Grant was best known for her leadership of Te Arawa Whānau Ora over the past decade, a Māori health and social service provider with te ao Māori approach.
Only weeks before her death, Grant sat down with the Rotorua Daily Post to reflect on her life.
She highlighted how her nursing career had been the "love of her life".
Her training began in Rotorua in 1973, she was registered in 1976 and later did a short stint overseas.
She said it was clear to her from that point on there was nothing as satisfying as serving her "own people", meaning the people of Te Arawa and Tikanga Māori had "totally shaped" her work over the years.
Her roles included leading Korowai Aroha Health Centre, Māori health services at the Lakes District Health Board and public health at Tūwharetoa Ki Kawerau Health Services.

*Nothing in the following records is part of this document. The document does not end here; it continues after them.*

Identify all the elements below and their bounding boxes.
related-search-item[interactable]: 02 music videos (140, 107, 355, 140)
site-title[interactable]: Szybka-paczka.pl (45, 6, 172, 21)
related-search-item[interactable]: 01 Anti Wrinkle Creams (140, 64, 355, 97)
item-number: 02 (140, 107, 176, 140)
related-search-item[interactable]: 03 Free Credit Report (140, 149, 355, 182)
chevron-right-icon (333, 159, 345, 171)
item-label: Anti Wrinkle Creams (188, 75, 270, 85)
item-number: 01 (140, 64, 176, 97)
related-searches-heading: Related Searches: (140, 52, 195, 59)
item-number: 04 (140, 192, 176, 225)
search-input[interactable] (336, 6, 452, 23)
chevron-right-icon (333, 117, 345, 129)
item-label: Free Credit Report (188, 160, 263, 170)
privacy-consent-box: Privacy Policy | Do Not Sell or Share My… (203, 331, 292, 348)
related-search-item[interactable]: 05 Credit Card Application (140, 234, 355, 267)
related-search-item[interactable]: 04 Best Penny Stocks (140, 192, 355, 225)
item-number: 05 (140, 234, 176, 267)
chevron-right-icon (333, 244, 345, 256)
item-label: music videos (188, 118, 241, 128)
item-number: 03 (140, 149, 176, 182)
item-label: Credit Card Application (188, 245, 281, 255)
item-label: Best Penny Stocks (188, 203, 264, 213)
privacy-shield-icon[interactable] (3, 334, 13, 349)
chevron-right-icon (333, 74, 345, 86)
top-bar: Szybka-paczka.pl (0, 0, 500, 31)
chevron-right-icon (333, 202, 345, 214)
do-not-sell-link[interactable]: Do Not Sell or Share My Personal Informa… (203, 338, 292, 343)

Alongside her leadership at Te Arawa Whānau Ora, she was also chairwoman of Healthy Families Rotorua, deputy chair of the national Family Violence Death Review Committee, chairwoman of the New Zealand Institute of Health Management's Lakes branch and long-serving member of the national council and much more.
Just last month, she was awarded a top honour in New Zealand health management.
Grant's mihi was heavily Rotorua based with connections to Ngāti Pikiao hapū Ngāti Hinerangi and Te Takinga at Lake Rotoiti, and Matawahaura, her mountain.
She will lay at Taheke Opatia Marae in Okere Falls. A funeral celebration will take place tomorrow at 11am.